Celebrity Parent: You guys were named after awards I won.
Emmy: That’s cool.
Oscar: Wow, interesting.
Sag: You know, you did win a Tony…
“The three ingredients found in every kitchen.” This recipe is making some fancy assumptions about my kitchen.
Technology promised us hoverboards but delivered e-scooters.
Cleaned bathroom sink half hour ago. Then trimmed mustache over sink. Oh … That’s what all those women I lived with were complaining about.
When I die I want people to say “Hmm, I didn’t know you could die like that.”
People with nuclear weapons are now effectively calling each other poopy pants. I’m gonna stop coming to work now.

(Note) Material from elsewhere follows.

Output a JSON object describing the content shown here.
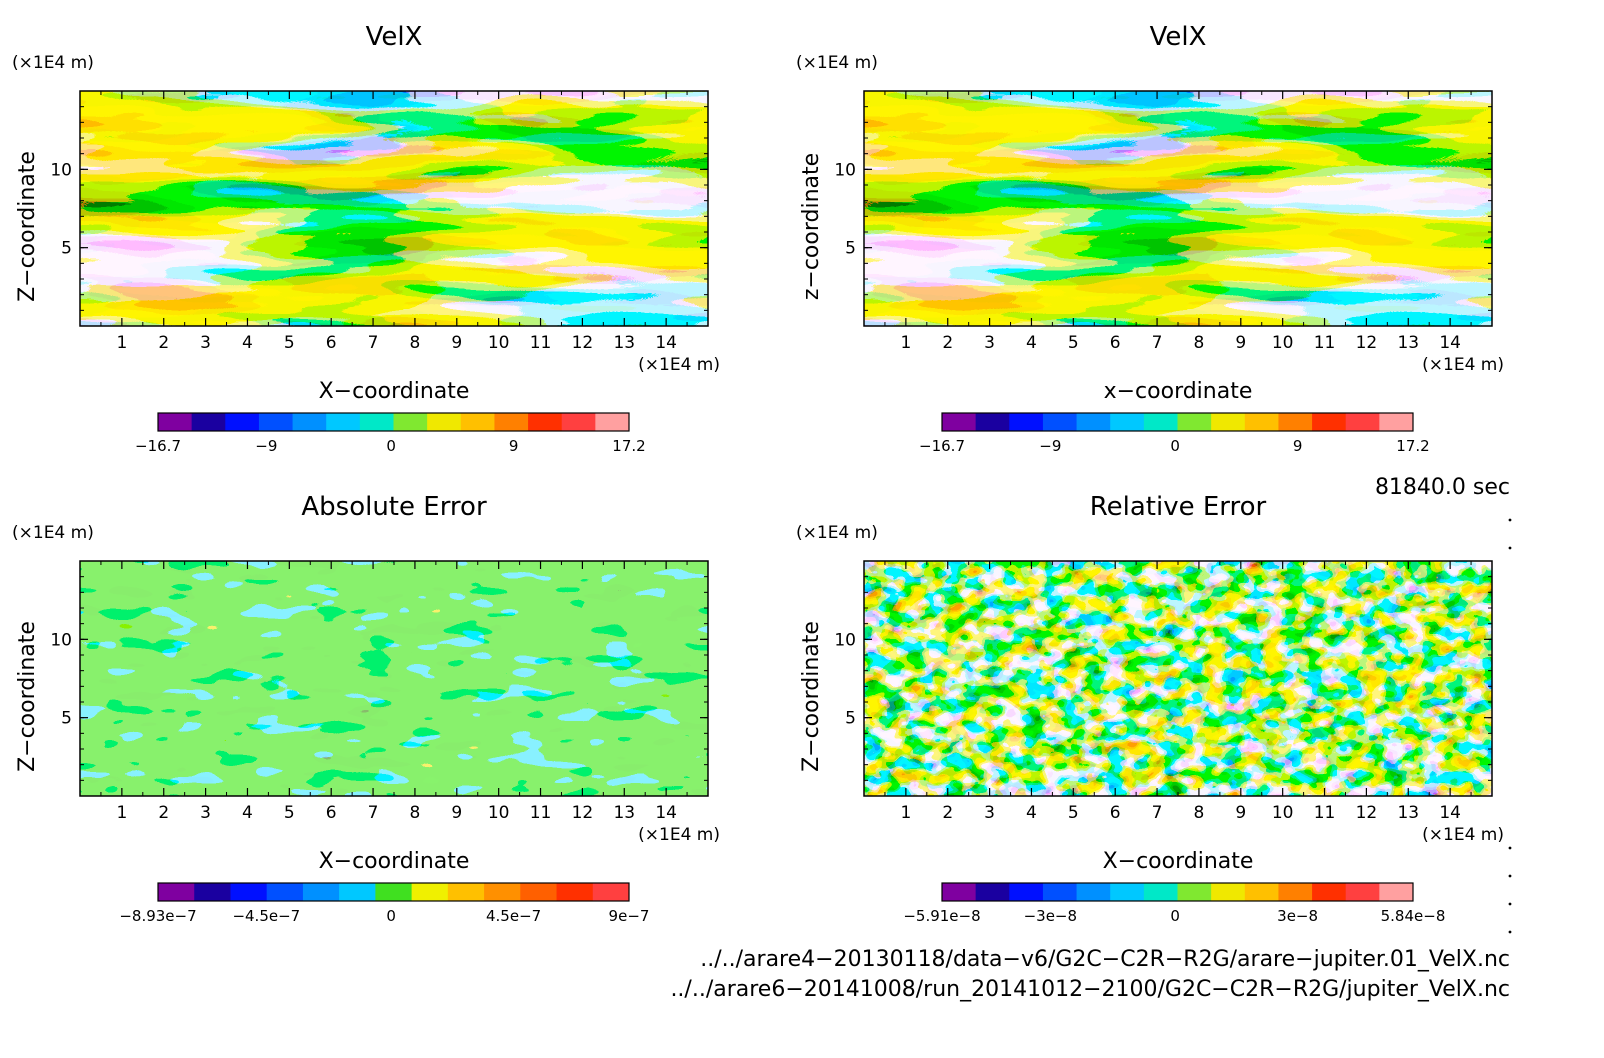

Library patron on the phone is furious that we’re holding her responsible for a DVD that she swears she never checked out and besides it’s such a stupid movie she didn’t even finish watching it.
My axe boyfriend was a lumberjack.
I’m sorry.
Me: *levitating, a jumble of furniture swirls chaotically around me*
Him: so, you still mad?
Me: sorry I can’t make it to your party tonight but I’m kinda popular & I can’t jeopardise that by being seen with you..
Daughter: wtf dad?
Pretty sure this owl hates everything 🤣🤣🤣
facebook is down so i am having to improvise
Movie theater: Please silence your phones.
Me, who hasn’t taken my phone off silent since 2012: *double-checks*
A group of crows is called a murder. A group of people walking slowly in front of me at the store is called a motive.
An unaddressed parcel arrives. Inside is a diorama of your living room with a figure of you staring into an open unmarked parcel. The figure looks up at you and shrieks. You hear another tiny shriek from inside their parcel.